Force a tier with `MTLFLASHATTN_KERNEL=v0|v1|v2|v2_fp32|v2_bf16|v2_dtype|torch`.

## Benchmarks

M5 Max, macOS 27.0, torch 2.12, B=1 H=16, vs stock fused SDPA (**ratio = flash/stock, <1 is
faster**; effective TF/s in parens).

**fp16, non-causal:**

| shape | stock | v1 | v2 / v2r |
|---|---|---|---|
| D=64 L=8k | 92 ms (3.0) | 0.55× (5.4) | **0.09× (30.8 TF/s, v2r)** |
| D=128 L=8k | 101 ms (5.4) | 0.97× (5.6) | **0.29× (18.9 TF/s, v2)** |

**dtype-specialized v2r (register-resident P), effective TF/s:**

| shape | bf16 | fp32 | precision |
|---|---|---|---|
| D=64 L=8k | **30.6** (2.5× over TG round-trip) | **12.5** (1.45×) | fp32 bit-exact; bf16 ~bf16 noise |
| D=128 L=26k | **22.5** (1.23×) | 8.8 (TG) | bf16 ~bf16 noise |

**Causal** adds block-skipping the MPS path lacks: fp16 D=64 L=8k v2r ≈ **23 TF/s (~20× stock)**.

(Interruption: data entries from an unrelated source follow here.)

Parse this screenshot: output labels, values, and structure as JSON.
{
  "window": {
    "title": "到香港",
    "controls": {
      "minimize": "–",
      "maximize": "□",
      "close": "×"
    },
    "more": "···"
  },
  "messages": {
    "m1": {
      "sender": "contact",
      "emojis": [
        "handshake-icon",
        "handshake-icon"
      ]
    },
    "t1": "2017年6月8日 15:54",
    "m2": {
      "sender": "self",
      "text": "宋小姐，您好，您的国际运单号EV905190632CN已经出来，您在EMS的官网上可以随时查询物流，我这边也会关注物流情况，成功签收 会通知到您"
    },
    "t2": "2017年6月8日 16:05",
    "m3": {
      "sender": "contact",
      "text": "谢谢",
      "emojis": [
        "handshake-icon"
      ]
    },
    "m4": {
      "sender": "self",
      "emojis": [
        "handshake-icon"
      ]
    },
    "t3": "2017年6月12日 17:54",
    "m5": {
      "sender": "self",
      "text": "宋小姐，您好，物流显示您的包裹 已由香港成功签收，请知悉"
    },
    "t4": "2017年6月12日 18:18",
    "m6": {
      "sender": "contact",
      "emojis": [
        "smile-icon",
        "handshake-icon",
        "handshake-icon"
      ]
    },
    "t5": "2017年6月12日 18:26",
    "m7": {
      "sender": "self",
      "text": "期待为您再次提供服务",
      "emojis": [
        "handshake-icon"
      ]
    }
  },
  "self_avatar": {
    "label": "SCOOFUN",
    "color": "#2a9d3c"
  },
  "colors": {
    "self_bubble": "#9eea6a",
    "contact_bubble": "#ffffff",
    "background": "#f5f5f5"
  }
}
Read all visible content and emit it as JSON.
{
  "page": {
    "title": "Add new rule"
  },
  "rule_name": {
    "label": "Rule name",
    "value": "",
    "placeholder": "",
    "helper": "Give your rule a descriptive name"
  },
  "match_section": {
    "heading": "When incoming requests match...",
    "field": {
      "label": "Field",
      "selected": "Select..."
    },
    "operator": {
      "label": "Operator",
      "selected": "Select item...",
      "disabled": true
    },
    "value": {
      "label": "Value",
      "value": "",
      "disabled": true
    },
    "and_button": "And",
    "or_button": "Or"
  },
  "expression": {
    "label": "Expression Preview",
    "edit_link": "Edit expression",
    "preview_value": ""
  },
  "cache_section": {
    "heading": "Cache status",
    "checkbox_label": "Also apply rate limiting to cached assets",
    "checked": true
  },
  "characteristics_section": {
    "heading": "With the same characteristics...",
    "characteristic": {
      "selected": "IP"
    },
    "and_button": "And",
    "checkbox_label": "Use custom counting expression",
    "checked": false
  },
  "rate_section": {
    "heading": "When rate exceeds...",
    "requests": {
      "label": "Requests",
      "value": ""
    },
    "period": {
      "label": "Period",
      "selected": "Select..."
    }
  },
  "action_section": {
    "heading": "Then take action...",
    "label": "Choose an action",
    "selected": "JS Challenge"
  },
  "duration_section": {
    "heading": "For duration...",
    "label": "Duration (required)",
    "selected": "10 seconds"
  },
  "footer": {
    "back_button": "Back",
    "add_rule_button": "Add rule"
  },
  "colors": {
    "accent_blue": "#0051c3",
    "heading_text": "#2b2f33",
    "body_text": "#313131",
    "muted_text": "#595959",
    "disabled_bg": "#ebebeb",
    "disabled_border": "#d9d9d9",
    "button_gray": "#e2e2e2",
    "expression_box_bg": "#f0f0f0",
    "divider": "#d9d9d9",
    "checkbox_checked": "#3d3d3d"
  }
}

Reproduce: `python bench/bench_attn.py` (fp16) and `python dev/bench_dtype_kernels.py` (all dtypes).

## Diagnostics

`MTLFLASHATTN_TRACE=1` makes every `flash_attn_forward` accumulate per
`(dtype, D, Lq, Lk, causal, resolved-kernel)` call counts and print a summary to stderr at exit
— so you can see exactly which tier each stage of a real workload hits. Zero overhead when off.

```
[MTLFLASHATTN_TRACE] 4560 attention call(s), 6 distinct shape/kernel combos:
  calls=990    bfloat16  D=128  Lq=26136 Lk=26136 causal=F  -> v2r(bfloat)
  calls=990    bfloat16  D=128  Lq=26136 Lk=5     causal=F  -> v2_bf16(TG)
  ...
```

## Environment knobs

| Variable | Default | Effect |
|---|---|---|
| `MTLFLASHATTN_KERNEL` | `auto` | Force a tier. |
| `MTLFLASHATTN_SHIM` | `auto` | `off` disables the `flash_attn` import shim. |
| `MTLFLASHATTN_TRACE` | off | `1` prints a per-shape/tier call summary at exit. |
| `MTLFLASHATTN_V2_PREUSE` | `auto` | Force/disable the register-resident-P (v2r) path. |
| `MTLFLASHATTN_V2_FP32_MIN_SEQ` | `2048` | fp32 length gate: above → v2_fp32, below → torch fallback. |
| `MTLFLASHATTN_TORCH_CHUNK` | `2048` | Query-chunk size for the torch fallback. |
| `MTLFLASHATTN_SDPA` / `_MIN_GB` / `_MIN_SEQ` / `_FAST_MIN_SEQ` | — | SDPA-patch gating. |

## Scope

Inference forward pass only (no backward). Supports `softmax_scale`, bottom-right `causal`,
GQA/MQA, fp16/bf16/fp32, D≤128, logit soft-capping (`softcap`), sliding-window attention
(`window_size`), and ALiBi (`alibi_slopes`). The SDPA patch additionally
carries a defensive exact path for the uneven-V case (value head_dim ≠ query/key head_dim) that
some MPS versions mishandle. Dropout, KV-cache decode, and FlexAttention are not
implemented (the shim raises so callers fall back).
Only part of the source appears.